O coordenador do curso, Paulo Lourenço, considera que o prémio, pela visibilidade internacional que implica, vai ser muito importante para a sustentabilidade deste mestrado que, nesta primeira década, contou com quatro milhões de euros de apoios da Comissão Europeia. Neste momento, nota, apenas dez dos 35 alunos que o frequentam são financiados por esta via, mas, para uma formação avançada frequentada até hoje por pessoas de 70 países, ter na lapela este símbolo acaba por abrir portas.

Este é um mestrado de “ nicho”, que não tem paralelo noutras universidades. O que ajuda a explicar que, segundo Paulo Lourenço, 95% dos estudantes sejam de fora de portugal, e metade destes europeus de países como Espanha, Itália e Grécia, maioritariamente. De fora da Europa chegam estudantes dos Estados Unidos, China, Índia, Canadá ou Irão, entre outros, procurando, entre engenheiros e arquitectos das universidades parceiras, as melhoras práticas para salvaguardar o respectivo património.

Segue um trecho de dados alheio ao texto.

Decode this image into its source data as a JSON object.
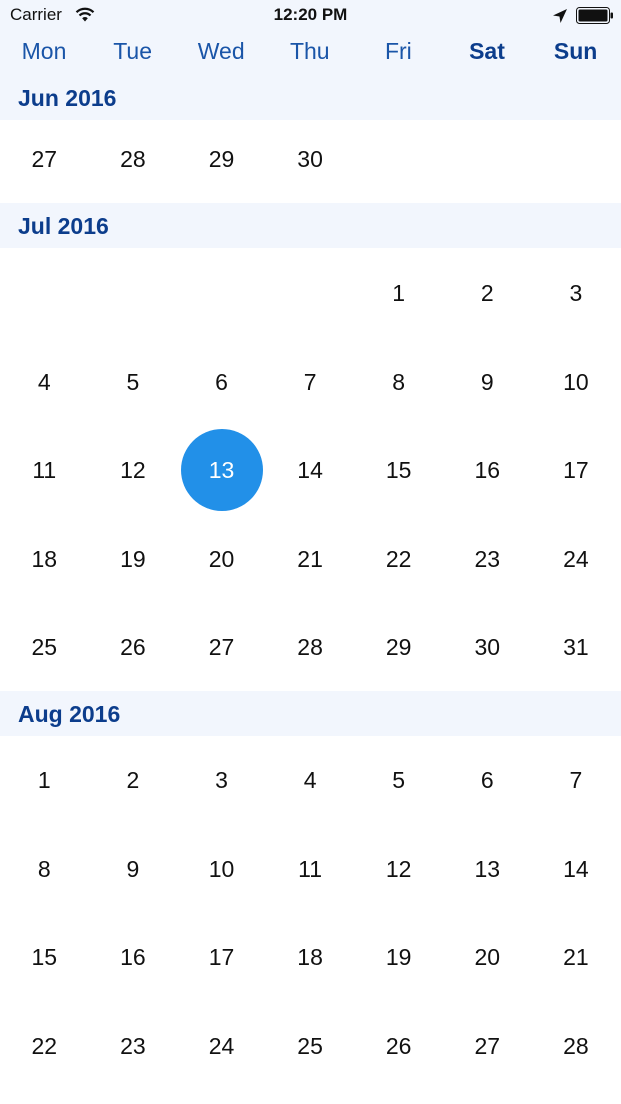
{
  "status_bar": {
    "carrier": "Carrier",
    "time": "12:20 PM",
    "icons": [
      "wifi-icon",
      "location-arrow-icon",
      "battery-icon"
    ]
  },
  "weekdays": [
    "Mon",
    "Tue",
    "Wed",
    "Thu",
    "Fri",
    "Sat",
    "Sun"
  ],
  "weekend_days": [
    "Sat",
    "Sun"
  ],
  "colors": {
    "header_bg": "#f2f6fd",
    "weekday_text": "#1a55a8",
    "month_text": "#0c3d8c",
    "selected_bg": "#2290e8"
  },
  "selected": {
    "month": "Jul 2016",
    "day": "13"
  },
  "months": [
    {
      "label": "Jun 2016",
      "weeks": [
        [
          "27",
          "28",
          "29",
          "30",
          "",
          "",
          ""
        ]
      ]
    },
    {
      "label": "Jul 2016",
      "weeks": [
        [
          "",
          "",
          "",
          "",
          "1",
          "2",
          "3"
        ],
        [
          "4",
          "5",
          "6",
          "7",
          "8",
          "9",
          "10"
        ],
        [
          "11",
          "12",
          "13",
          "14",
          "15",
          "16",
          "17"
        ],
        [
          "18",
          "19",
          "20",
          "21",
          "22",
          "23",
          "24"
        ],
        [
          "25",
          "26",
          "27",
          "28",
          "29",
          "30",
          "31"
        ]
      ]
    },
    {
      "label": "Aug 2016",
      "weeks": [
        [
          "1",
          "2",
          "3",
          "4",
          "5",
          "6",
          "7"
        ],
        [
          "8",
          "9",
          "10",
          "11",
          "12",
          "13",
          "14"
        ],
        [
          "15",
          "16",
          "17",
          "18",
          "19",
          "20",
          "21"
        ],
        [
          "22",
          "23",
          "24",
          "25",
          "26",
          "27",
          "28"
        ]
      ]
    }
  ]
}
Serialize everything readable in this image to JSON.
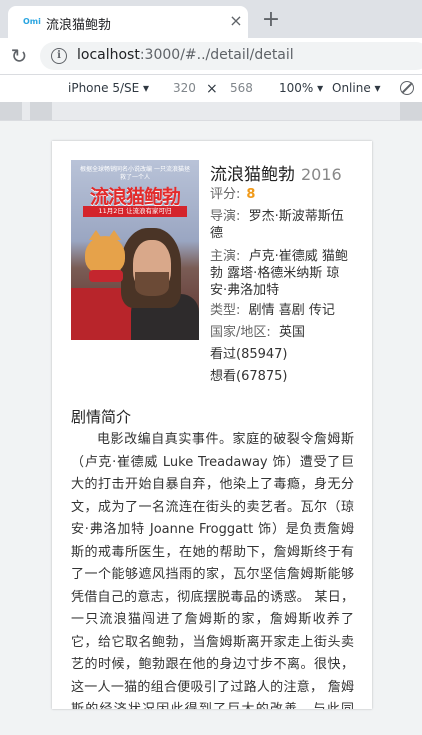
{
  "browser": {
    "tab_title": "流浪猫鲍勃",
    "favicon_text": "Omi",
    "tab_close": "×",
    "new_tab": "+",
    "reload": "↻",
    "info": "i",
    "url_host": "localhost",
    "url_rest": ":3000/#../detail/detail"
  },
  "device_toolbar": {
    "device": "iPhone 5/SE ▾",
    "width": "320",
    "times": "×",
    "height": "568",
    "zoom": "100% ▾",
    "network": "Online ▾"
  },
  "movie": {
    "poster_tagline": "根据全球畅销同名小说改编 一只流浪猫拯救了一个人",
    "poster_title": "流浪猫鲍勃",
    "poster_date": "11月2日 让流浪有家可归",
    "title": "流浪猫鲍勃",
    "year": "2016",
    "rating_label": "评分:",
    "rating": "8",
    "director_label": "导演:",
    "director": "罗杰·斯波蒂斯伍德",
    "cast_label": "主演:",
    "cast": "卢克·崔德威 猫鲍勃 露塔·格德米纳斯 琼安·弗洛加特",
    "genre_label": "类型:",
    "genre": "剧情 喜剧 传记",
    "country_label": "国家/地区:",
    "country": "英国",
    "watched": "看过(85947)",
    "want": "想看(67875)"
  },
  "synopsis": {
    "title": "剧情简介",
    "text": "电影改编自真实事件。家庭的破裂令詹姆斯（卢克·崔德威 Luke Treadaway 饰）遭受了巨大的打击开始自暴自弃，他染上了毒瘾，身无分文，成为了一名流连在街头的卖艺者。瓦尔（琼安·弗洛加特 Joanne Froggatt 饰）是负责詹姆斯的戒毒所医生，在她的帮助下，詹姆斯终于有了一个能够遮风挡雨的家，瓦尔坚信詹姆斯能够凭借自己的意志，彻底摆脱毒品的诱惑。 某日，一只流浪猫闯进了詹姆斯的家，詹姆斯收养了它，给它取名鲍勃，当詹姆斯离开家走上街头卖艺的时候，鲍勃跟在他的身边寸步不离。很快，这一人一猫的组合便吸引了过路人的注意， 詹姆斯的经济状况因此得到了巨大的改善，与此同时，詹姆斯结识了住在隔"
  }
}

O docente lembra ainda que a Escola de Engenharia da Universidade do Minho tem já um nome a defender nesta área, estando neste momento a fazer consultoria em monumentos como a Sé do Porto, o Castelo de Guimarães, os Jerónimos ou o Palácio de Belém, sede da presidência da República.

Notícia actualizada às 17h com as reacções do ministro da Cultura e do responsável pela Irmandade dos Clérigos.